What Smart Shoppers Should Do to Vet AI Advice
- Click the citations. If a recommendation goes heavy on brand blogs, press releases, or retailer listings, consider it a marketing effort, not a ruling. And then ask the chatbot to repeat its answer with no other sources of reporting, and for a clear list.
- Look for methodology. The good reviewers explain how they test — battery cycles, color accuracy, drop tests, longevity checks. One benchmark would be outlets like Consumer Reports; so too are specialty labs that publish repeatable protocols. Double-check at least two separate sources before pulling the trigger.
- Probe for trade-offs. Ask for the good and bad sides, common modes of failure, and known recalls. Request long-term reliability data, warranty terms, and total cost of ownership. A marketing-led answer leads with features; a user-first answer starts with fit, durability, and serviceability.

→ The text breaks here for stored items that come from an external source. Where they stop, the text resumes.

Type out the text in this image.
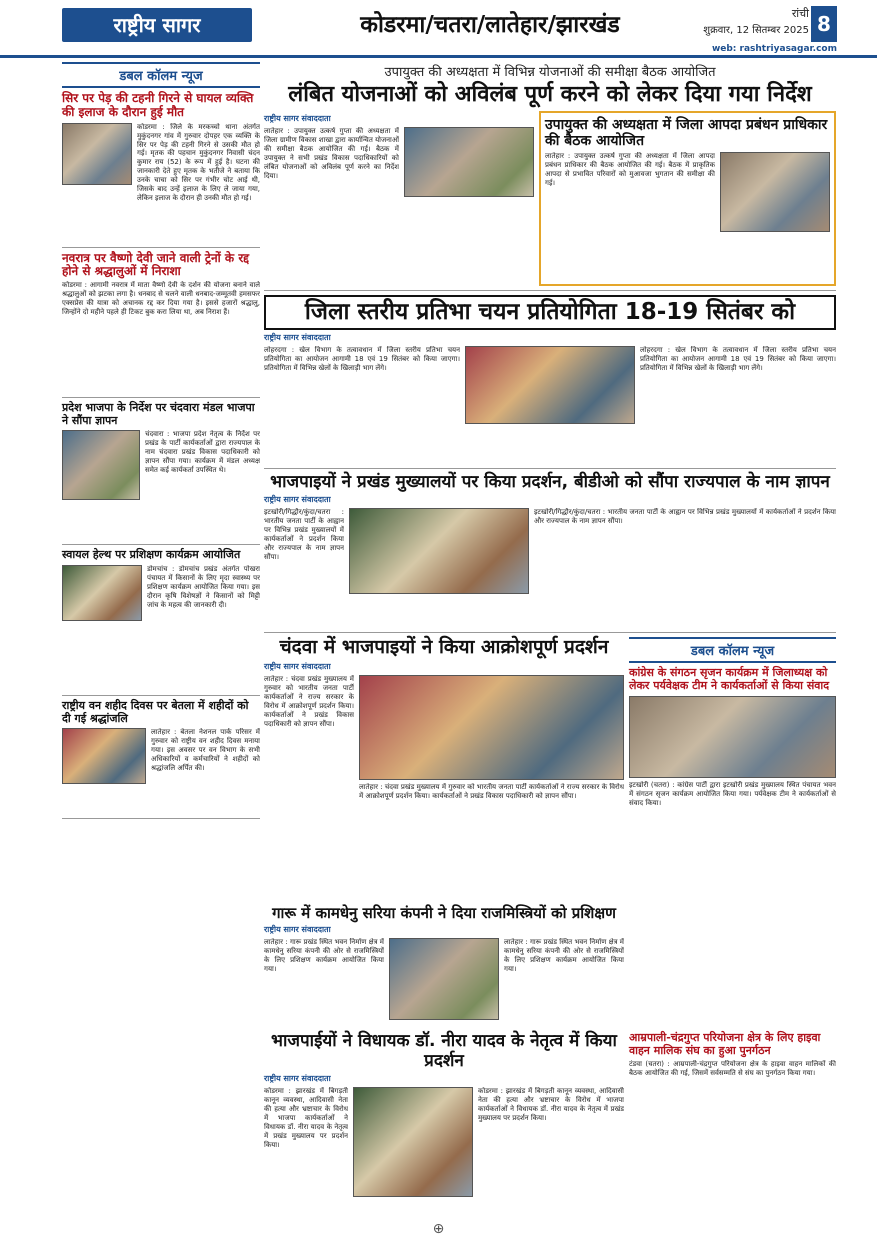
राष्ट्रीय सागर	कोडरमा/चतरा/लातेहार/झारखंड	रांची
शुक्रवार, 12 सितम्बर 2025 8
web: rashtriyasagar.com
डबल कॉलम न्यूज
सिर पर पेड़ की टहनी गिरने से घायल व्यक्ति की इलाज के दौरान हुई मौत
कोडरमा : जिले के मरकच्चो थाना अंतर्गत मुकुंदनगर गांव में गुरुवार दोपहर एक व्यक्ति के सिर पर पेड़ की टहनी गिरने से उसकी मौत हो गई। मृतक की पहचान मुकुंदनगर निवासी चंदन कुमार राय (52) के रूप में हुई है। घटना की जानकारी देते हुए मृतक के भतीजे ने बताया कि उनके चाचा को सिर पर गंभीर चोट आई थी, जिसके बाद उन्हें इलाज के लिए ले जाया गया, लेकिन इलाज के दौरान ही उनकी मौत हो गई।
नवरात्र पर वैष्णो देवी जाने वाली ट्रेनों के रद्द होने से श्रद्धालुओं में निराशा
कोडरमा : आगामी नवरात्र में माता वैष्णो देवी के दर्शन की योजना बनाने वाले श्रद्धालुओं को झटका लगा है। धनबाद से चलने वाली धनबाद-जम्मूतवी हमसफर एक्सप्रेस की यात्रा को अचानक रद्द कर दिया गया है। इससे हजारों श्रद्धालु, जिन्होंने दो महीने पहले ही टिकट बुक करा लिया था, अब निराश हैं।
प्रदेश भाजपा के निर्देश पर चंदवारा मंडल भाजपा ने सौंपा ज्ञापन
चंदवारा : भाजपा प्रदेश नेतृत्व के निर्देश पर प्रखंड के पार्टी कार्यकर्ताओं द्वारा राज्यपाल के नाम चंदवारा प्रखंड विकास पदाधिकारी को ज्ञापन सौंपा गया। कार्यक्रम में मंडल अध्यक्ष समेत कई कार्यकर्ता उपस्थित थे।
स्वायल हेल्थ पर प्रशिक्षण कार्यक्रम आयोजित
डोमचांच : डोमचांच प्रखंड अंतर्गत पोखरा पंचायत में किसानों के लिए मृदा स्वास्थ्य पर प्रशिक्षण कार्यक्रम आयोजित किया गया। इस दौरान कृषि विशेषज्ञों ने किसानों को मिट्टी जांच के महत्व की जानकारी दी।
राष्ट्रीय वन शहीद दिवस पर बेतला में शहीदों को दी गई श्रद्धांजलि
लातेहार : बेतला नेशनल पार्क परिसर में गुरुवार को राष्ट्रीय वन शहीद दिवस मनाया गया। इस अवसर पर वन विभाग के सभी अधिकारियों व कर्मचारियों ने शहीदों को श्रद्धांजलि अर्पित की।
उपायुक्त की अध्यक्षता में विभिन्न योजनाओं की समीक्षा बैठक आयोजित
लंबित योजनाओं को अविलंब पूर्ण करने को लेकर दिया गया निर्देश
राष्ट्रीय सागर संवाददाता
लातेहार : उपायुक्त उत्कर्ष गुप्ता की अध्यक्षता में जिला ग्रामीण विकास शाखा द्वारा कार्यान्वित योजनाओं की समीक्षा बैठक आयोजित की गई। बैठक में उपायुक्त ने सभी प्रखंड विकास पदाधिकारियों को लंबित योजनाओं को अविलंब पूर्ण करने का निर्देश दिया।
उपायुक्त की अध्यक्षता में जिला आपदा प्रबंधन प्राधिकार की बैठक आयोजित
लातेहार : उपायुक्त उत्कर्ष गुप्ता की अध्यक्षता में जिला आपदा प्रबंधन प्राधिकार की बैठक आयोजित की गई। बैठक में प्राकृतिक आपदा से प्रभावित परिवारों को मुआवजा भुगतान की समीक्षा की गई।
जिला स्तरीय प्रतिभा चयन प्रतियोगिता 18-19 सितंबर को
राष्ट्रीय सागर संवाददाता
लोहरदगा : खेल विभाग के तत्वावधान में जिला स्तरीय प्रतिभा चयन प्रतियोगिता का आयोजन आगामी 18 एवं 19 सितंबर को किया जाएगा। प्रतियोगिता में विभिन्न खेलों के खिलाड़ी भाग लेंगे।
लोहरदगा : खेल विभाग के तत्वावधान में जिला स्तरीय प्रतिभा चयन प्रतियोगिता का आयोजन आगामी 18 एवं 19 सितंबर को किया जाएगा। प्रतियोगिता में विभिन्न खेलों के खिलाड़ी भाग लेंगे।
भाजपाइयों ने प्रखंड मुख्यालयों पर किया प्रदर्शन, बीडीओ को सौंपा राज्यपाल के नाम ज्ञापन
राष्ट्रीय सागर संवाददाता
इटखोरी/गिद्धौर/कुंदा/चतरा : भारतीय जनता पार्टी के आह्वान पर विभिन्न प्रखंड मुख्यालयों में कार्यकर्ताओं ने प्रदर्शन किया और राज्यपाल के नाम ज्ञापन सौंपा।
इटखोरी/गिद्धौर/कुंदा/चतरा : भारतीय जनता पार्टी के आह्वान पर विभिन्न प्रखंड मुख्यालयों में कार्यकर्ताओं ने प्रदर्शन किया और राज्यपाल के नाम ज्ञापन सौंपा।
चंदवा में भाजपाइयों ने किया आक्रोशपूर्ण प्रदर्शन
राष्ट्रीय सागर संवाददाता
लातेहार : चंदवा प्रखंड मुख्यालय में गुरुवार को भारतीय जनता पार्टी कार्यकर्ताओं ने राज्य सरकार के विरोध में आक्रोशपूर्ण प्रदर्शन किया। कार्यकर्ताओं ने प्रखंड विकास पदाधिकारी को ज्ञापन सौंपा।
लातेहार : चंदवा प्रखंड मुख्यालय में गुरुवार को भारतीय जनता पार्टी कार्यकर्ताओं ने राज्य सरकार के विरोध में आक्रोशपूर्ण प्रदर्शन किया। कार्यकर्ताओं ने प्रखंड विकास पदाधिकारी को ज्ञापन सौंपा।
डबल कॉलम न्यूज
कांग्रेस के संगठन सृजन कार्यक्रम में जिलाध्यक्ष को लेकर पर्यवेक्षक टीम ने कार्यकर्ताओं से किया संवाद
इटखोरी (चतरा) : कांग्रेस पार्टी द्वारा इटखोरी प्रखंड मुख्यालय स्थित पंचायत भवन में संगठन सृजन कार्यक्रम आयोजित किया गया। पर्यवेक्षक टीम ने कार्यकर्ताओं से संवाद किया।
गारू में कामधेनु सरिया कंपनी ने दिया राजमिस्त्रियों को प्रशिक्षण
राष्ट्रीय सागर संवाददाता
लातेहार : गारू प्रखंड स्थित भवन निर्माण क्षेत्र में कामधेनु सरिया कंपनी की ओर से राजमिस्त्रियों के लिए प्रशिक्षण कार्यक्रम आयोजित किया गया।
लातेहार : गारू प्रखंड स्थित भवन निर्माण क्षेत्र में कामधेनु सरिया कंपनी की ओर से राजमिस्त्रियों के लिए प्रशिक्षण कार्यक्रम आयोजित किया गया।
भाजपाईयों ने विधायक डॉ. नीरा यादव के नेतृत्व में किया प्रदर्शन
राष्ट्रीय सागर संवाददाता
कोडरमा : झारखंड में बिगड़ती कानून व्यवस्था, आदिवासी नेता की हत्या और भ्रष्टाचार के विरोध में भाजपा कार्यकर्ताओं ने विधायक डॉ. नीरा यादव के नेतृत्व में प्रखंड मुख्यालय पर प्रदर्शन किया।
कोडरमा : झारखंड में बिगड़ती कानून व्यवस्था, आदिवासी नेता की हत्या और भ्रष्टाचार के विरोध में भाजपा कार्यकर्ताओं ने विधायक डॉ. नीरा यादव के नेतृत्व में प्रखंड मुख्यालय पर प्रदर्शन किया।
आम्रपाली-चंद्रगुप्त परियोजना क्षेत्र के लिए हाइवा वाहन मालिक संघ का हुआ पुनर्गठन
टंडवा (चतरा) : आम्रपाली-चंद्रगुप्त परियोजना क्षेत्र के हाइवा वाहन मालिकों की बैठक आयोजित की गई, जिसमें सर्वसम्मति से संघ का पुनर्गठन किया गया।
⊕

- Mind the money flow. It’s not that if a page gets a commission on purchases, the review is automatically invalidated — it just should have clear disclosures, and ideally, the testing should speak for itself. Use lack of disclosure or unclear disclosures as a red flag.
Why Publishers and AI Need a Ceasefire on Reviews
Shah’s critique suggests one industry fix: better provenance and licensing. Content standards like C2PA credentials can support models in tracing back to a creator’s origins, and structured metadata may let systems surface independent, authenticated appraisals over marketing. On the business side, licensing clean review data would provide models with less noisy consumer advice, minimizing the temptation to rely on promotional content only because it is plentiful and easy to crawl.
Product research will only become more central to AI. If builders elevate transparent, testing-led sources — and if consumers start to demand proper citations — technology will make buying smarter, not just faster. Until then, the most reasonable assumption is the one Shah accentuates: the answer you see is only as trustworthy as the sources below it.